Dans les discussions entre végétariens et ceux qui ne le sont pas et n’entendent surtout pas l’être, il me semble souvent entendre revenir « l’agument », ou plutôt le sophisme suivant : « S’il ne faut pas tuer d’animaux, pourquoi serait-il plus acceptable de tuer des plantes ? Tu sais, la carotte, elle ne veut peut-être pas mourir non plus ? »

Voici donc la première chose que je répondrais : on sait que même des bébés de quelques mois sont déjà en mesure d’établir une différence entre ce qui est animé de ce qui ne l’est pas, et de les traiter en conséquence, de sorte qu’ils ne manipuleront pas par exemple un petit animal de la même façon qu’un simple jouet.

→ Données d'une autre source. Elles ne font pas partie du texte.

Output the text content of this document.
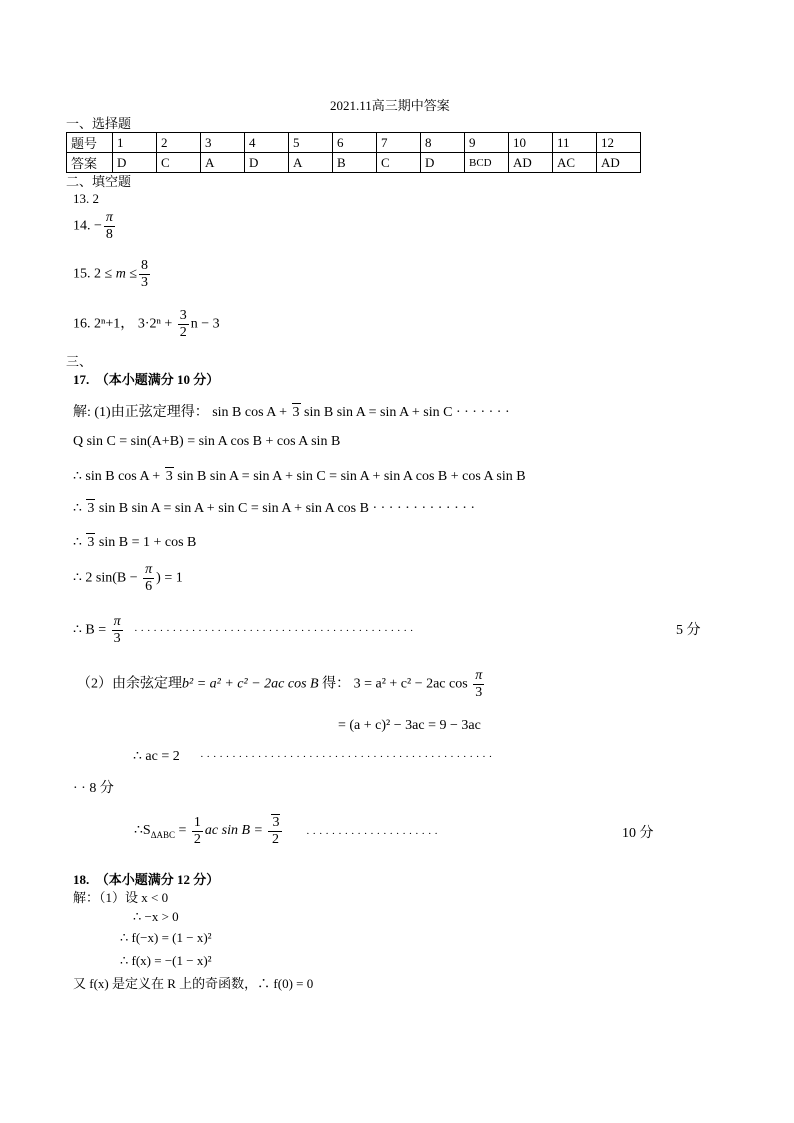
2021.11高三期中答案
一、选择题
题号	1	2	3	4	5	6	7	8	9	10	11	12
答案	D	C	A	D	A	B	C	D	BCD	AD	AC	AD
二、填空题
13. 2
14. − $\frac{\pi}{8}$
15. $2 \le m \le \frac{8}{3}$
16. 2ⁿ+1， $3\cdot 2^n + \frac{3}{2}$ n − 3
三、
17.　（本小题满分 10 分）
解: (1)由正弦定理得： sin B cos A + 3 sin B sin A = sin A + sin C · · · · · · ·
Q sin C = sin(A+B) = sin A cos B + cos A sin B
∴ sin B cos A + 3 sin B sin A = sin A + sin C = sin A + sin A cos B + cos A sin B
∴ 3 sin B sin A = sin A + sin C = sin A + sin A cos B · · · · · · · · · · · · ·
∴ 3 sin B = 1 + cos B
∴ 2 $\sin(B - \frac{\pi}{6}$ ) = 1
∴ $B = \frac{\pi}{3}$ · · · · · · · · · · · · · · · · · · · · · · · · · · · · · · · · · · · · · · · · · · · ·	5 分
（2）由余弦定理b² = a² + c² − 2ac cos B 得： 3 = a² + c² − 2ac $\cos \frac{\pi}{3}$
= (a + c)² − 3ac = 9 − 3ac
∴ ac = 2 · · · · · · · · · · · · · · · · · · · · · · · · · · · · · · · · · · · · · · · · · · · · · ·
· · 8 分
$\therefore S_{\Delta ABC} = \frac{1}{2}$ ac $\sin B = \frac{3}{2}$ · · · · · · · · · · · · · · · · · · · · ·	10 分
18.　（本小题满分 12 分）
解：（1）设 x < 0
∴ −x > 0
∴ f(−x) = (1 − x)²
∴ f(x) = −(1 − x)²
又 f(x) 是定义在 R 上的奇函数，∴ f(0) = 0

Et des adultes seraient mystérieusement incapables de comprendre une distinction aussi élémentaire ? Permettez-moi d’en douter…

Deuxièmement, je proposerais la petite métaphore qui suit…

Supposons que je vous invite à jouer à un jeu, qui consiste en fait à enlever une vie… Je vous présente alors deux boîtes fermées, je vous donne un couteau, et vous explique que dans chacune d’entre elle, il y a un être vivant, et qu’il faut en effet choisir auquel des deux on prendra la vie… Or dans la première boîte, il y a une justement une carotte en terre, tandis que dans l’autre, il y a plutôt un petit agneau tout mignon… Le choix ira de lui-même, n’est-ce pas ?

Et voilà précisément là où je voulais en venir !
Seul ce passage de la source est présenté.